Transcendent Kingdom(22)



Katherine finally arrived. “Sorry, sorry,” she said, slipping into the seat across from me. “The Caltrain just decided to stop running for some reason.”

Even in that haggard, breathless state, she looked beautiful. Long black hair piled messily on the top of her head, those braces-straight teeth—a telltale sign of someone who’d grown up with money and attention. They gleamed brilliant every time she smiled. I glanced at her stomach. Nothing. “That’s okay,” I said, and then I clammed up. I had invited Katherine on the pretense that I wanted to talk about our work. There were so few women in our field, and though it was important to have role models and mentors, I had done very little to connect with the other women in my department. I was the typical graduate student, clambering for the attentions of the hotshot male scientists, the ones who had discovered this thing, won that award. I wanted my name spoken in the same breath as theirs, my work written about in the same journals. Katherine, brilliant though she was, liked to wear a sweatshirt with the word STEMINIST splashed across the front. Every year, she manned a booth at the undergraduate career fair for women considering a career in science. When she’d asked me, my first week at Stanford, if I wanted to join the Women in STEM group she led, I’d said no without a second thought. I’d had a professor in college laugh when I asked if he’d be my advisor the year I declared my major. True, I had never taken a class with him, and true, he was the preeminent microbiologist on campus, but still, in that split second of laughter before he caught himself and said, “Why sure, dear,” I’d wanted nothing more than to turn into dust, to sink into the ground and disappear forever. I didn’t want to be thought of as a woman in science, a black woman in science. I wanted to be thought of as a scientist, full stop, and it mystified me that Katherine, whose work was published in the best journals, was content to draw attention to the fact of her womanhood. Even this question of a baby, of the little ovulation “o’s” her husband had snuck into his calendar just at the moment when Katherine’s career was set to take off, was itself a reminder of the millstone of womanhood we wore around our necks.

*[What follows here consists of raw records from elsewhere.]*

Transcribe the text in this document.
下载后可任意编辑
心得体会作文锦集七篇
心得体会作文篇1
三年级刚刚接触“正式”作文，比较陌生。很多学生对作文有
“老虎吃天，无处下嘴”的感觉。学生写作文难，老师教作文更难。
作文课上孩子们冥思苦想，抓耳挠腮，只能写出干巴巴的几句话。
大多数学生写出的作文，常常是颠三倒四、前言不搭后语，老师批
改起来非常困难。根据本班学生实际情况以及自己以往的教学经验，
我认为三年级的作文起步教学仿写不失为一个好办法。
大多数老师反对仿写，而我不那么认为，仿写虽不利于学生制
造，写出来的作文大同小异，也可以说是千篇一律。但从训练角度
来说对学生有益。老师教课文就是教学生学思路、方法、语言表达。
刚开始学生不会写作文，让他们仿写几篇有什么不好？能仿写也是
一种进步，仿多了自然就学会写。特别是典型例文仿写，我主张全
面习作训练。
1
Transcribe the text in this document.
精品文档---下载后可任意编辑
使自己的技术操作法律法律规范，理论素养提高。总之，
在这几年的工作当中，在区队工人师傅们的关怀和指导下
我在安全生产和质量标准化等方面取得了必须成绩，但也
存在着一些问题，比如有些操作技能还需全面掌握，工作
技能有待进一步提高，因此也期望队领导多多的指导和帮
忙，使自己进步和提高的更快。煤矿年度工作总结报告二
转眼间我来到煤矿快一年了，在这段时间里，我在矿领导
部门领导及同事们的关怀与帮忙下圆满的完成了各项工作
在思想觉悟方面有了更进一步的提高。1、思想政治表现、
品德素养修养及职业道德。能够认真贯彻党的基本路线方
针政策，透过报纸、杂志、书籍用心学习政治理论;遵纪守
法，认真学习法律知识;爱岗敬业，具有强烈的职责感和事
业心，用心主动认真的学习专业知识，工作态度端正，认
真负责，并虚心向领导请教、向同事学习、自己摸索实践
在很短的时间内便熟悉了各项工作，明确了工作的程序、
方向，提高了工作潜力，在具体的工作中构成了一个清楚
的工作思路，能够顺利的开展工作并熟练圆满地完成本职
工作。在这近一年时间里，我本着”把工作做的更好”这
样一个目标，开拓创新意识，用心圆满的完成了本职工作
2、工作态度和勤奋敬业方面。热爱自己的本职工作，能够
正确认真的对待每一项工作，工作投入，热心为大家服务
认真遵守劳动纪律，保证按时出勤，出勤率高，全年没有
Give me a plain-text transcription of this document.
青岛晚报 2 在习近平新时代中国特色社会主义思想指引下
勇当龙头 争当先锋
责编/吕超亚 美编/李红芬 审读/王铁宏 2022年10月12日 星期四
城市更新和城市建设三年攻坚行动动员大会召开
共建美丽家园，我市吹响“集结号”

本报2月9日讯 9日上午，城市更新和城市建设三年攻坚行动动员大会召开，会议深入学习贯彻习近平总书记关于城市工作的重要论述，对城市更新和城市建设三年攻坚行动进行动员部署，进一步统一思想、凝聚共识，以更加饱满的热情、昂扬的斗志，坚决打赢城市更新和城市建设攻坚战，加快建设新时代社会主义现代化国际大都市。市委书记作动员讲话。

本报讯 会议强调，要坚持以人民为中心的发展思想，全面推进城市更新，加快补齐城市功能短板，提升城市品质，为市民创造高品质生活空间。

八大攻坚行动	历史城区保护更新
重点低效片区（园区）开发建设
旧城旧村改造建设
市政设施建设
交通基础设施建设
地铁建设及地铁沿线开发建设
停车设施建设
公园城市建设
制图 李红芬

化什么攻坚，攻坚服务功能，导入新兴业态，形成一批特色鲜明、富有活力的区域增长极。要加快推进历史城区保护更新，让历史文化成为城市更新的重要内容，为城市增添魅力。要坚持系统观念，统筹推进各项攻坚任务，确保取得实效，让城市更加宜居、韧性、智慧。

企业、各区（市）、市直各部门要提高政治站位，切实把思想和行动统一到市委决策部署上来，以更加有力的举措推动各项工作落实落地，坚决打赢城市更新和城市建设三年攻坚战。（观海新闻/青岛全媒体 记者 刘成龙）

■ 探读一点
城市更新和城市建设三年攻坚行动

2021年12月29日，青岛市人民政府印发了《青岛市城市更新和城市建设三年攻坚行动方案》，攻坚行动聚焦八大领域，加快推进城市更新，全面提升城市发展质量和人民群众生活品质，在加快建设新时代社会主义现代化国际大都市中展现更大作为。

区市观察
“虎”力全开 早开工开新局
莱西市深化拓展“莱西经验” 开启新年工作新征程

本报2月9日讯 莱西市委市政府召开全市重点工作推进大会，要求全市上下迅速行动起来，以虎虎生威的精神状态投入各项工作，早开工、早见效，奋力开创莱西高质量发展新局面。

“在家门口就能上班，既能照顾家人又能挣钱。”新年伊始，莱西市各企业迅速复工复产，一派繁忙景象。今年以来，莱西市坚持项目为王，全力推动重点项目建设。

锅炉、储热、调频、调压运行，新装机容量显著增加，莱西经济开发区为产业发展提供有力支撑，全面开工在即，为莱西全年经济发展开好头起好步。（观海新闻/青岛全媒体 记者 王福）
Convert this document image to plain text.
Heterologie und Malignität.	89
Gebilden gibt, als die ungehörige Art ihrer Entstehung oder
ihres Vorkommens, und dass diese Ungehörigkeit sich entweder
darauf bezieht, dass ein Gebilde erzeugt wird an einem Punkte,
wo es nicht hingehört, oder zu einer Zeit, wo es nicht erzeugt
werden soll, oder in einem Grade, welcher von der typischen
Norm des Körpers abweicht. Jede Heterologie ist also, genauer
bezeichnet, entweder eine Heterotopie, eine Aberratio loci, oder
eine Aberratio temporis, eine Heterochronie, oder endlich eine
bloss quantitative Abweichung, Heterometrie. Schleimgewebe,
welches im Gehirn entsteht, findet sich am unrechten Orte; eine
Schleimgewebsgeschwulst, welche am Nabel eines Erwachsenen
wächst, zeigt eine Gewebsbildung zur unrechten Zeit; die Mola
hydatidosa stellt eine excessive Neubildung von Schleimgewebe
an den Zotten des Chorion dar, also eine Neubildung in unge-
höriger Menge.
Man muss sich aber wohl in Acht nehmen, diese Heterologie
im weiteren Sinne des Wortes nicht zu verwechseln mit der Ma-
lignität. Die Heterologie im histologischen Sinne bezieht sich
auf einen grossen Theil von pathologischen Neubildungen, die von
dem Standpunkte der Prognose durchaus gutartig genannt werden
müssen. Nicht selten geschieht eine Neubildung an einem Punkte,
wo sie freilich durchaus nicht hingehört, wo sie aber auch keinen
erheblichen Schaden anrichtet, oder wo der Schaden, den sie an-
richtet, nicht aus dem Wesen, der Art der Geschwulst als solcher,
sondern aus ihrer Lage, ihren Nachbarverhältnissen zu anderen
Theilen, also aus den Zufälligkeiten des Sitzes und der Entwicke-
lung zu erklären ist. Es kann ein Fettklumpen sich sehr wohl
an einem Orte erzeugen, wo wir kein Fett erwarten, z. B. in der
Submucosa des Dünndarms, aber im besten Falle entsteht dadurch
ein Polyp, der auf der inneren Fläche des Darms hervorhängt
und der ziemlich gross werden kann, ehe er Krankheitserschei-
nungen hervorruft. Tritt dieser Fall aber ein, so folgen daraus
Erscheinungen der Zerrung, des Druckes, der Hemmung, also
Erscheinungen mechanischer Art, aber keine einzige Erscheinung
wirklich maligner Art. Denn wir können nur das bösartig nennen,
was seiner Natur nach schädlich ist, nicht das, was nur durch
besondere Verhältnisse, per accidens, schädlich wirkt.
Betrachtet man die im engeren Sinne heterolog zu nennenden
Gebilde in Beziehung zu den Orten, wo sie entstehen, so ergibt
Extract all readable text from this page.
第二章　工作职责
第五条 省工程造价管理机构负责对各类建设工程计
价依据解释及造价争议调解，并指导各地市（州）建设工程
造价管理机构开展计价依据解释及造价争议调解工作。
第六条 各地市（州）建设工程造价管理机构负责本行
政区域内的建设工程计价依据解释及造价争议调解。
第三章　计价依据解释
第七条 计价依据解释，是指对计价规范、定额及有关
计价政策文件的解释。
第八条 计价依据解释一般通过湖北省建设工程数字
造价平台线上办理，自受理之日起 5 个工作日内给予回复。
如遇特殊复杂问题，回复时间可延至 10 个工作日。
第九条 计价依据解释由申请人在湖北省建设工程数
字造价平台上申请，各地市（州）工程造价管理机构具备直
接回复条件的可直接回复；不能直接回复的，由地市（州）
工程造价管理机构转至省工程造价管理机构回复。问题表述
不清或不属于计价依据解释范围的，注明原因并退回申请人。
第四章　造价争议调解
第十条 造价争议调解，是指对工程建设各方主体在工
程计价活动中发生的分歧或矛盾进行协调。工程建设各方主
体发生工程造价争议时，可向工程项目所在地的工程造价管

    I didn’t want to wear mine, and I wasn’t really interested in talking to Katherine about the research that she was doing. What I wanted to talk about was my mother, her sleepy breath hum and weight loss, her vacant eyes, her sloping back. My dinnertime visits had done nothing to draw her out. After three days, I’d given up that tack and tried a different one. I called Pastor John and held the phone to my mother’s ear while he prayed.

“Father God, we ask that you rouse this woman from her slumber,” he said. “Jesus, we pray that you lift her spirits. Remind her that all of her crosses belong to you.”

    He kept going like this for some time, and my hand started to shake as I held the phone. I might as well have been casting spells over her for all the good this was doing. After he had finished, I hung up and slumped down onto the edge of the bed, sunk my head into my hands. I wanted to cry but I couldn’t. Behind me, my mother’s breath continued its hum. The sound reminded me of the video of the black mamba I’d watched when I was a child, even though that snake hadn’t made a sound. The hum was the only lively thing about my mother, and so I’d come to be grateful for it, whatever it was.

What was the ethical thing to do? Was it right of me to let her stay in that bed courting death, practicing for it, even? I turned this question over in my head every day, playing out the possible scenarios, the things I could do, should do. I knew the statutes for involuntary commitment in California, and my mother didn’t meet those burdens. She wasn’t threatening to hurt herself or anyone else. She wasn’t hearing voices or having visions. She was eating, though only sporadically and only when she knew I wouldn’t be home to see her do it. It had only been a week, but the days dragged on, weighed on me. She told me she was “tired” and that she needed “rest.” I’d heard that before, but every time I thought of getting someone to intervene I thought of the last time and my courage failed me. The last time, when she’d gotten out of the hospital after her commitment, she’d looked at me and said, “Never again,” and I knew what she meant.

I should have said all of this to Katherine. She was a great doctor, an empathetic person, but when I tried to broach the topic of my mother, my words turned to ashes in my mouth.

“Are you all right, Gifty?” Katherine asked.

She was giving me what must have been her psychiatrist’s stare, intense and questioning. I couldn’t hold her gaze.

    “Yeah, I’m just a little stressed. I want to get this paper submitted before the end of the quarter, but I can’t seem to make myself work on it these days,” I said. I stared out at the palm trees as a quick wind blew through their branches, causing the fronds to sway.

Katherine nodded at me, but her gaze didn’t change. “Okay,” she said softly. “I hope you’re taking good care of yourself.”

I nodded, but I didn’t even know what it would mean to take good care of myself, what that would look like. The only thing I was managing to take care of was my mice, and even they had had their bloody scuffle just weeks before. Me, my mother, my mice—we were all a little scuffed up, but trying in whatever ways we knew how. I thought about the winter day my freshman year at Harvard when I’d finally walked into counseling and mental health services to ask for a SAD lamp.